In one of the images from this series, called Dick and Betsy, The Ritz-Carlton, Dallas, Texas, 1984, Betsy seems to be irritated, as she talks on phone. In 1984, she was a delegate of the Michigan Republican Party and Ellison imagined her canvassing. Pregnant, her belly protrudes into a tight garish hot pink, blue and green flower-printed Lilly Pulitzer dress. Ellison’s Betsy also has spray-tanned legs, a detail he noticed when going through press images of her. The series takes its name from a financial instrument, as Ellison told AnOther magazine, “many of these financial terms also have this strong emotional component… These words we associate almost with love; like ‘trust’ or ‘bonds’ or ‘shares’.” The work hinges on these polarities: the stark, frigid world of financial jargon and the social nature within us all – no matter who we are.
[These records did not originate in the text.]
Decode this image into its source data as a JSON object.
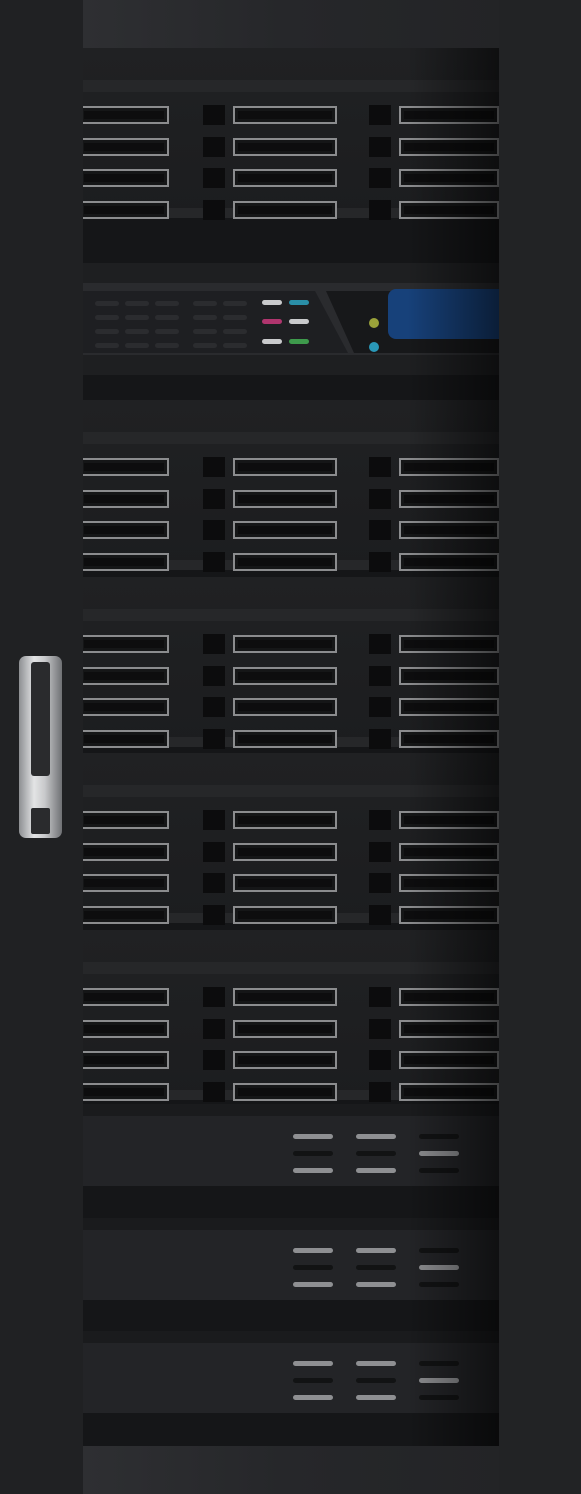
{
  "colors": {
    "bay_background": "#151618",
    "door": "#202123",
    "handle": "#c8c9cb",
    "caddy_border": "#8b8c8e",
    "lcd": "#17417a",
    "led_yellow": "#9aa23a",
    "led_cyan": "#2a98b8",
    "pill_white": "#c9cacc",
    "pill_teal": "#2a8fa8",
    "pill_magenta": "#b0356e",
    "pill_green": "#3e9a4c",
    "vent_light": "#8e8f92",
    "vent_dark": "#2b2c2f"
  },
  "icons": {
    "handle": "door-handle-icon",
    "lcd": "lcd-display-icon",
    "led": "status-led-icon",
    "drive": "drive-caddy-icon",
    "vent": "vent-icon"
  },
  "rack": {
    "drive_units": 5,
    "drives_per_row": 3,
    "rows_per_unit": 4,
    "control_panel_units": 1,
    "blank_units": 3
  }
}
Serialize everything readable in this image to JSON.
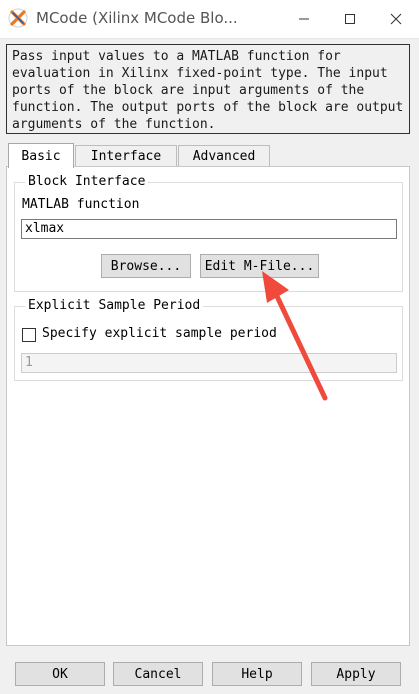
{
  "window": {
    "title": "MCode (Xilinx MCode Blo...",
    "minimize_icon": "minimize-icon",
    "maximize_icon": "maximize-icon",
    "close_icon": "close-icon",
    "app_icon": "xilinx-logo-icon"
  },
  "description": {
    "lines": [
      "Pass input values to a MATLAB function for",
      "evaluation in Xilinx fixed-point type. The input",
      "ports of the block are input arguments of the",
      "function. The output ports of the block are output",
      "arguments of the function."
    ]
  },
  "tabs": [
    {
      "label": "Basic",
      "active": true
    },
    {
      "label": "Interface",
      "active": false
    },
    {
      "label": "Advanced",
      "active": false
    }
  ],
  "block_interface": {
    "title": "Block Interface",
    "function_label": "MATLAB function",
    "function_value": "xlmax",
    "browse_label": "Browse...",
    "edit_label": "Edit M-File..."
  },
  "sample_period": {
    "title": "Explicit Sample Period",
    "checkbox_label": "Specify explicit sample period",
    "checked": false,
    "period_value": "1"
  },
  "footer": {
    "ok": "OK",
    "cancel": "Cancel",
    "help": "Help",
    "apply": "Apply"
  },
  "colors": {
    "annotation_arrow": "#f04a3c",
    "panel_bg": "#ffffff",
    "window_bg": "#f0f0f0"
  }
}
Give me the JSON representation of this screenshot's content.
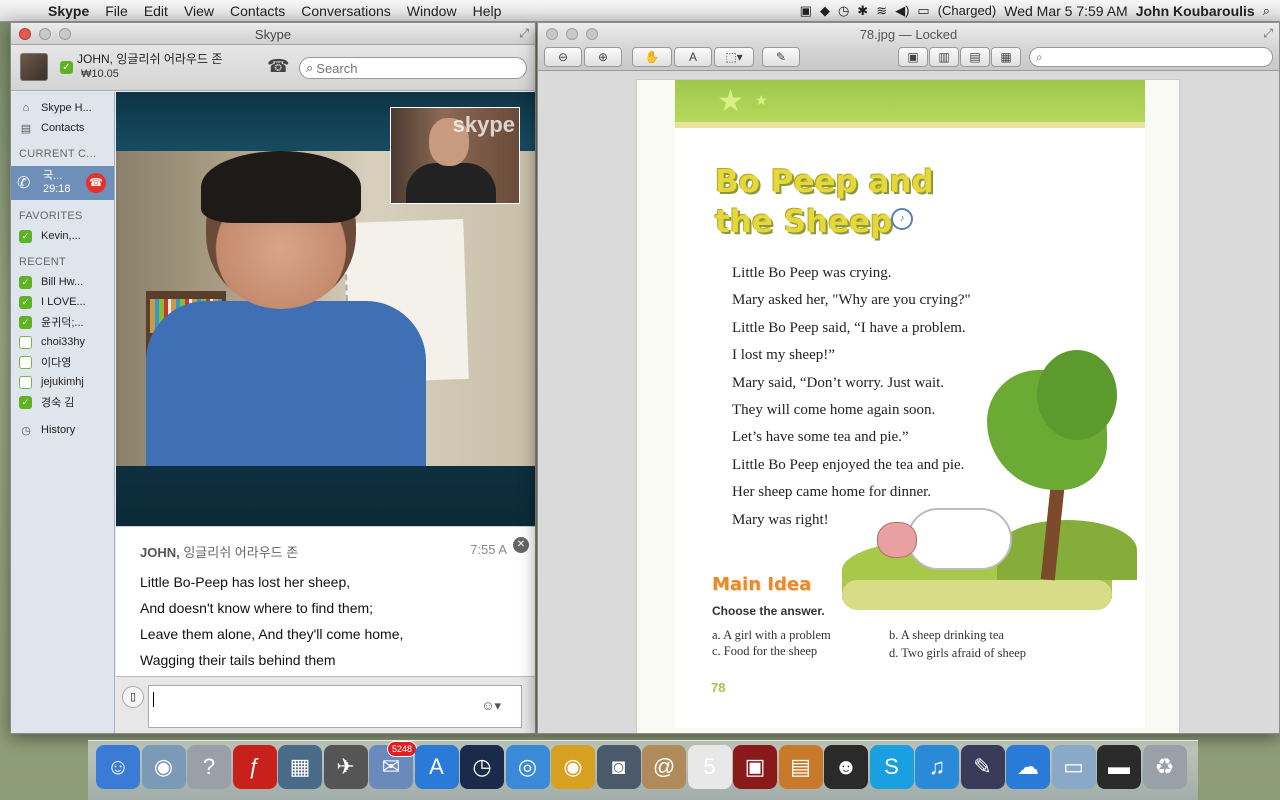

The oddity of Ellison’s images is their in-plain-sight nature. They are not aspirational or cartoonish; they are complex, offering a nuanced look at the wealthy elite. At their depths, they hold a mirror up to the fragility of the American dream. Khan noted that the object in Ellison’s images is whiteness itself; it becomes the thing of scrutiny and analysis, which for so long has gone unchecked. To return to Untitled (Cufflinks) and the painting of the two brothers that features in the open book, Ellison shared that the father had made a fortune in Jamaica and commissioned the portrait upon his return. It is unclear how he made the wealth, but one can assume it was linked to the Triangular Trade, i.e. the slave trade, of the eighteenth century. The childhood that these children can enjoy, the innocence and beauty, is because of extraction and hidden brutality. When the painting is re-contextualised in Ellison’s still life, the stick prodding at the lining of the hat ripples the idyllic surface – reminding us to look beneath it.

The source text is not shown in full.